Texto: Juan Carlos Aguilar
Edición: Lizeth Arauz
Edición: Lizeth Arauz
El último ha
sido un año saturado de angustias y zozobras. De llanto y rabia. De una
profunda tristeza, sí, pero también de una inusitada energía que ha sostenido
la misma exigencia los últimos 365 días: ¡Vivos se los llevaron, vivos los
queremos! Ese ha sido el clamor que ha rasgado al país a lo largo y ancho del
territorio, tras la desaparición de los 43 normalistas en Iguala, Guerrero, el
26 de septiembre de 2014.
Una
exigencia que ha retumbado en cada una de las marchas y protestas en la ciudad
de México y en cada uno de los estados del país que se han sumado a esta causa.
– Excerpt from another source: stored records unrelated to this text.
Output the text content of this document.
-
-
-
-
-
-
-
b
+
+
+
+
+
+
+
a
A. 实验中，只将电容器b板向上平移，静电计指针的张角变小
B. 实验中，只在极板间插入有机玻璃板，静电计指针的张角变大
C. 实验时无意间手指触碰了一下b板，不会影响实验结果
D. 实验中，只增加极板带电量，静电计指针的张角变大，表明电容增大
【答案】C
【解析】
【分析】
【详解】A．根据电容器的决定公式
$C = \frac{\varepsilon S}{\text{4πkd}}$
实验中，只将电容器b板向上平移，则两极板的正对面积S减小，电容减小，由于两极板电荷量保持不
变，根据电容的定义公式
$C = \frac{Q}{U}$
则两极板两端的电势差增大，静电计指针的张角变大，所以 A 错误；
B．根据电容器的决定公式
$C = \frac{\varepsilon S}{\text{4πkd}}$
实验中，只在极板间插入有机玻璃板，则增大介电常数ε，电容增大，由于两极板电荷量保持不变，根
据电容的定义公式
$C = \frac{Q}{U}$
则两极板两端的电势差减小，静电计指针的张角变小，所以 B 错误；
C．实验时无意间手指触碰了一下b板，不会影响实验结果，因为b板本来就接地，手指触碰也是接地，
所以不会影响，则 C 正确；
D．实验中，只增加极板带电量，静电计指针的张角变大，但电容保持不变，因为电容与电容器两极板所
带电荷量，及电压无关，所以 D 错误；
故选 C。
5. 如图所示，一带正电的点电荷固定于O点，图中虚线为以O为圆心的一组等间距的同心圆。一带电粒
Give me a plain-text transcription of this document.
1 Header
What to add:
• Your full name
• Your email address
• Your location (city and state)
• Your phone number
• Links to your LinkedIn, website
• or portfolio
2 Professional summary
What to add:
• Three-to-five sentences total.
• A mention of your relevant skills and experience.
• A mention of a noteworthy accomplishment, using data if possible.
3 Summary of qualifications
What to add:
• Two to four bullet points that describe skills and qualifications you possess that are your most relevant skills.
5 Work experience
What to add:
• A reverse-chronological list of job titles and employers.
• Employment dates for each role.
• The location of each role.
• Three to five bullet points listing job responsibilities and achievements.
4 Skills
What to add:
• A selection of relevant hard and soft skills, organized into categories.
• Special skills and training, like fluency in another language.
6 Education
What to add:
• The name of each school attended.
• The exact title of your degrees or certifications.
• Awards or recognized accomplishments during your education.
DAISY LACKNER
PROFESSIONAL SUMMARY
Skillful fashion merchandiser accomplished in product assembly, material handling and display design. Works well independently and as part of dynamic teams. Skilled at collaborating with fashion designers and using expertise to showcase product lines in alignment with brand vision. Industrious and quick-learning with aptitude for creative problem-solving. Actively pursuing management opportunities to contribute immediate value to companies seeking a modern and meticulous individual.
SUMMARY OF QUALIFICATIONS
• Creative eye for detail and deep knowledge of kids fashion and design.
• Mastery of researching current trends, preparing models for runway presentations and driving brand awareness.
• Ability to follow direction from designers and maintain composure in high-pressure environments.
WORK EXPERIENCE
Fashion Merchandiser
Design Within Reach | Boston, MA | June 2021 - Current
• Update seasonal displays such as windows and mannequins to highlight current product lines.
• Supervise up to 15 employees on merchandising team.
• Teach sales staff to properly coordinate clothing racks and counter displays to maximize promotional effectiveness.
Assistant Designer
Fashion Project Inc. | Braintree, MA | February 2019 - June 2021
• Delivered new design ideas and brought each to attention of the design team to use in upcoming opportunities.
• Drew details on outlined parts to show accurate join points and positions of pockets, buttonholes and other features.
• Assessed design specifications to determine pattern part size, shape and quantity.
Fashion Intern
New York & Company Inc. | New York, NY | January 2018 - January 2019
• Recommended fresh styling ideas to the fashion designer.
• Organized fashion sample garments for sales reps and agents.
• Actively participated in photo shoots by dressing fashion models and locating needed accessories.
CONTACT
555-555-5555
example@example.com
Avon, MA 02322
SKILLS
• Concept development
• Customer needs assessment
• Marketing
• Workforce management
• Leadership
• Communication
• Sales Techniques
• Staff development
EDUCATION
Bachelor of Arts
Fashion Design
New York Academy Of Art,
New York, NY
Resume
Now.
Y sin embargo, de nada han servido las movilizaciones y los reclamos para
encontrar el paradero de los estudiantes.
Fundamentadas
en mentiras, en verdades a medias y en una falta de protocolos elementales, las
investigaciones no han dado ningún resultado. Doce valiosos meses
desperdiciados, más que por la ineptitud, por un acto doloso que ha preferido
proteger a los funcionarios involucrados y dar la espalda a los padres de los
normalistas.
La “verdad
histórica” de que los estudiantes habían sido incinerados en el basurero de
Cocula, y con ello dar carpetazo al asunto -“Ya supérenlo, la vida sigue”,
pedía el presidente Enrique Peña Nieto- resultó ser una mentira histórica. Se
esfuerzan por decir qué no ocurrió, en lugar de explicar lo que sí sucedió.
Y a la par de
este choque de posturas que ha llegado a las confrontaciones físicas entre los
manifestantes y las fuerzas policiacas, se libra también una “guerra mediática”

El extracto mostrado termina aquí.